The New Christy Minstrels singles chronology
| "Denver" (1963) | "Green, Green" (1963) | "Saturday Night" (1963) |

= Green, Green (song) =

1963 single by the New Christy Minstrels

"Green, Green" is a hit single released by American folk music group The New Christy Minstrels on June 4, 1963. It was composed and written by group members Barry McGuire and Randy Sparks and became the group's first hit. Since then, it has been covered by many singers and artists from all over the world, but especially in Japan.

== Charts ==

| Chart (1963) | Peak position |
|---|---|
| Canada CHUM Chart | 17 |
| U.S. Hot 100 | 14 |
| U.S. Easy Listening | 3 |

"Green, Green" sold over one million copies in 1963, and was awarded a gold disc.
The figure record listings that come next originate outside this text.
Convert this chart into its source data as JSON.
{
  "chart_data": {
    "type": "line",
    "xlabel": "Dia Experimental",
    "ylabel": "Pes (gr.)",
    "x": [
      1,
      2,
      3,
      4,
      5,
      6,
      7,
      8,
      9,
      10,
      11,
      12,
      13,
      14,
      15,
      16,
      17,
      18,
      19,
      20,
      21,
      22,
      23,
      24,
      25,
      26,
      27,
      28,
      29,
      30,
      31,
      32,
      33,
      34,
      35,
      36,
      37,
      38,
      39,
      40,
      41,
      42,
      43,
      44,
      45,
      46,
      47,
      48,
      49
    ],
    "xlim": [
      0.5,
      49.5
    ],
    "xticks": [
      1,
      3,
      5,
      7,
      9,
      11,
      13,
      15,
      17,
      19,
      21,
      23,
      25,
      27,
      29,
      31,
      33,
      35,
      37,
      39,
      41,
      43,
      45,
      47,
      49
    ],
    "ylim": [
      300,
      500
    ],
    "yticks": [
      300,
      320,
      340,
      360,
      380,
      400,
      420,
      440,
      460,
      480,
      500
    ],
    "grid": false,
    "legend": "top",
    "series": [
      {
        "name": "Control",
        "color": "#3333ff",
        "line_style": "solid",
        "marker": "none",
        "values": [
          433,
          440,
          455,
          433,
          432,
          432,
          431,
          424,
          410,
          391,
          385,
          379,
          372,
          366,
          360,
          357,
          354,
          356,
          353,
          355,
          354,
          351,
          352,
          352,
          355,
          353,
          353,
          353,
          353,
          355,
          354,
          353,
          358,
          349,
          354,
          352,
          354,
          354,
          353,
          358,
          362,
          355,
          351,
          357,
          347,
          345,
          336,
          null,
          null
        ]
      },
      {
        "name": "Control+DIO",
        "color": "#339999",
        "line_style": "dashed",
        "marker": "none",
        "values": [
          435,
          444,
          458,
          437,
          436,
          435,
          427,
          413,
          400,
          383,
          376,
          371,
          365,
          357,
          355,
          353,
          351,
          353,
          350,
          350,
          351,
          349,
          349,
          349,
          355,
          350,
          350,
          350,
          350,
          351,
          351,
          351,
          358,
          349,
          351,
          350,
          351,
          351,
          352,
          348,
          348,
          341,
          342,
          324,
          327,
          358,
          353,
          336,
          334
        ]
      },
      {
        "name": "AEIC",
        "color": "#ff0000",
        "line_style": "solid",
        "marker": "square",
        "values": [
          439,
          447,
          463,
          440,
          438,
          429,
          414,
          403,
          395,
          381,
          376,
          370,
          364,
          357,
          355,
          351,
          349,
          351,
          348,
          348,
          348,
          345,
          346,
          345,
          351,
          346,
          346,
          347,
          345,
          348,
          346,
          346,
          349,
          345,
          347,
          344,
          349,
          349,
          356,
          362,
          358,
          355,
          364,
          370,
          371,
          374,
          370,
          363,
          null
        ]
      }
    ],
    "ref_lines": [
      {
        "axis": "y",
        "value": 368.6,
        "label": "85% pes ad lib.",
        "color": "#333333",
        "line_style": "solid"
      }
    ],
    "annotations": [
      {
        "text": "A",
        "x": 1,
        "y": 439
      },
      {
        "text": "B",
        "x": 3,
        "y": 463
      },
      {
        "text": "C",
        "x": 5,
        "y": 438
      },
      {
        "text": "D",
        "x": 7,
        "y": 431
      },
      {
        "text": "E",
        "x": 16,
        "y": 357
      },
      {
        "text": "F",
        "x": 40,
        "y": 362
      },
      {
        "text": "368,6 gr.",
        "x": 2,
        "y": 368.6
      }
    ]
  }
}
It was nominated in 1964 for the Grammy Award for Best Folk Recording and Best Performance By A Chorus.

== Variants, covers and sampling ==
The New Christy Minstrels also recorded the song in German (named "Grün, grün ist Tennessee") and Spanish ("Verde, Verde").
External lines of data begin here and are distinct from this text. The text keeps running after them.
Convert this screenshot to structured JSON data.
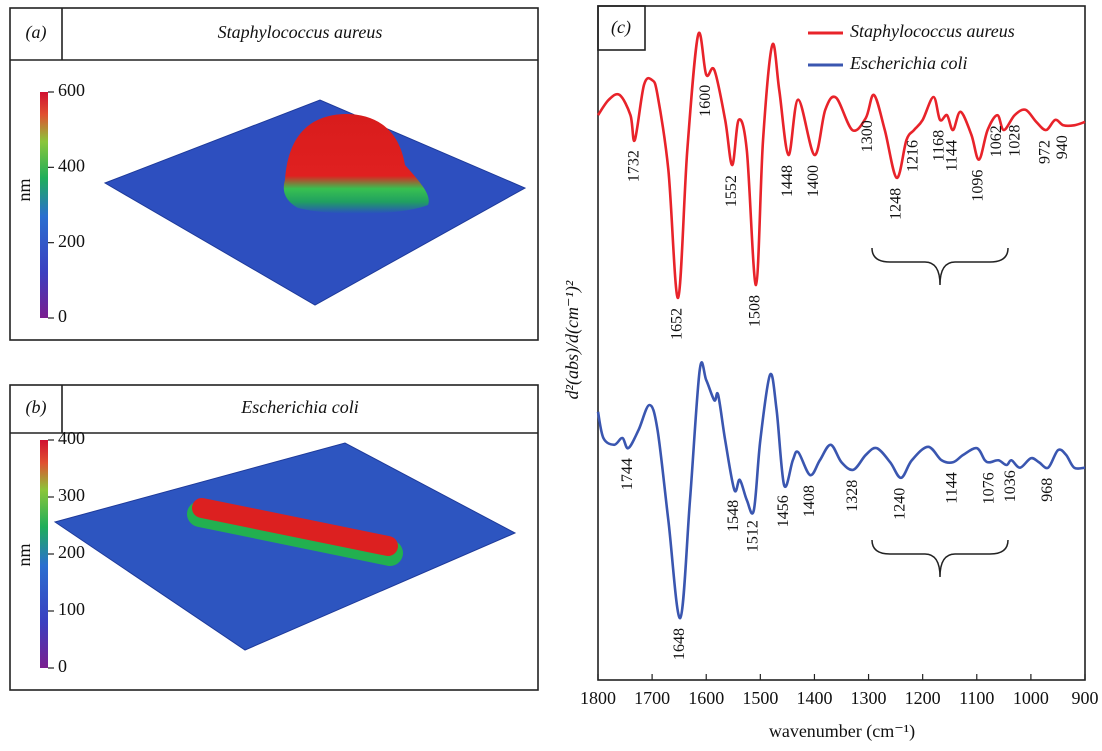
{
  "chart_data": [
    {
      "type": "surface",
      "label": "(a)",
      "title": "Staphylococcus aureus",
      "colorbar": {
        "label": "nm",
        "lim": [
          0,
          600
        ],
        "ticks": [
          0,
          200,
          400,
          600
        ]
      }
    },
    {
      "type": "surface",
      "label": "(b)",
      "title": "Escherichia coli",
      "colorbar": {
        "label": "nm",
        "lim": [
          0,
          400
        ],
        "ticks": [
          0,
          100,
          200,
          300,
          400
        ]
      }
    },
    {
      "type": "line",
      "label": "(c)",
      "xlabel": "wavenumber (cm⁻¹)",
      "ylabel": "d²(abs)/d(cm⁻¹)²",
      "xlim": [
        1800,
        900
      ],
      "xticks": [
        1800,
        1700,
        1600,
        1500,
        1400,
        1300,
        1200,
        1100,
        1000,
        900
      ],
      "ylim": [
        0,
        100
      ],
      "series": [
        {
          "name": "Staphylococcus aureus",
          "color": "#e8232a",
          "x": [
            1800,
            1780,
            1760,
            1740,
            1732,
            1715,
            1700,
            1690,
            1670,
            1652,
            1635,
            1615,
            1600,
            1585,
            1565,
            1552,
            1540,
            1525,
            1508,
            1495,
            1478,
            1465,
            1448,
            1430,
            1400,
            1380,
            1360,
            1330,
            1305,
            1290,
            1270,
            1248,
            1230,
            1216,
            1200,
            1180,
            1168,
            1155,
            1144,
            1130,
            1110,
            1096,
            1080,
            1062,
            1050,
            1030,
            1010,
            990,
            972,
            955,
            940,
            920,
            900
          ],
          "values": [
            83.8,
            86.1,
            86.8,
            83.8,
            80.1,
            88.3,
            89.0,
            86.8,
            75.7,
            56.7,
            78.6,
            95.7,
            89.8,
            90.5,
            83.1,
            76.4,
            83.1,
            78.6,
            58.6,
            80.1,
            94.2,
            87.5,
            77.9,
            86.1,
            77.9,
            84.6,
            86.4,
            81.6,
            83.4,
            86.8,
            81.6,
            74.5,
            80.1,
            81.6,
            83.1,
            86.5,
            83.1,
            83.8,
            81.6,
            84.3,
            80.9,
            77.2,
            81.6,
            83.8,
            81.6,
            83.8,
            84.6,
            82.8,
            81.6,
            83.1,
            82.3,
            82.3,
            82.8
          ],
          "peaks": [
            1732,
            1652,
            1600,
            1552,
            1508,
            1448,
            1400,
            1300,
            1248,
            1216,
            1168,
            1144,
            1096,
            1062,
            1028,
            972,
            940
          ]
        },
        {
          "name": "Escherichia coli",
          "color": "#3a56b0",
          "x": [
            1800,
            1790,
            1770,
            1755,
            1744,
            1725,
            1705,
            1690,
            1670,
            1648,
            1630,
            1612,
            1600,
            1585,
            1578,
            1565,
            1548,
            1538,
            1525,
            1512,
            1500,
            1482,
            1470,
            1456,
            1440,
            1430,
            1408,
            1390,
            1370,
            1350,
            1328,
            1305,
            1285,
            1260,
            1240,
            1220,
            1190,
            1165,
            1144,
            1125,
            1100,
            1085,
            1076,
            1060,
            1045,
            1036,
            1020,
            1000,
            985,
            968,
            950,
            935,
            920,
            900
          ],
          "values": [
            39.8,
            35.9,
            34.9,
            35.9,
            34.4,
            37.1,
            40.8,
            37.1,
            23.7,
            9.2,
            26.7,
            46.0,
            44.5,
            41.5,
            42.3,
            35.6,
            28.2,
            29.7,
            26.7,
            25.2,
            35.6,
            45.3,
            40.1,
            28.9,
            32.6,
            33.8,
            30.4,
            32.6,
            34.9,
            32.3,
            31.2,
            33.4,
            34.4,
            32.3,
            30.0,
            32.6,
            34.6,
            32.6,
            32.3,
            33.4,
            34.4,
            32.6,
            32.3,
            32.6,
            31.9,
            32.6,
            31.5,
            32.9,
            32.3,
            31.5,
            34.1,
            33.4,
            31.5,
            31.5
          ],
          "peaks": [
            1744,
            1648,
            1548,
            1512,
            1456,
            1408,
            1328,
            1240,
            1144,
            1076,
            1036,
            968
          ]
        }
      ]
    }
  ]
}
Green, Green has been covered by artists including:

- Eddy Arnold and the Needmore Creek Singers – Green Green
- Brian Hyland – Green Green
- Glen Campbell – Green Green
- Drafi Deutscher – Grün, grün ist Tennessee
- Cliff Richard – Du, Du Gefällst Mir So
- Dalida – Ding Ding
- Ann-Louise Hanson – Ding Ding
- Rangers – Vim Vim
- Georg Dolivo – Maantie
- Bruce Low – Grün, Drün
- Bjørn Tidmand – Blå, Blå
- Johnny Rivers – Green Green
=== Japanese version ===
Poet and children's literature author Hikaru Kataoka took notice of the song in the 1960s. At this time he was working for the Japanese public broadcaster NHK, where he was in charge of production, song writing and translation. He wrote new Japanese lyrics for "Green, Green", and in May 1967, it was broadcast on NHK during the children's programming of Minna no Uta (Songs for Everyone) sung by Suginami Junior Chorus and arranged by Akihiro Komori. Since then the lyrics have become very popular in Japan.

The lyrics have been published in several Japanese music textbooks.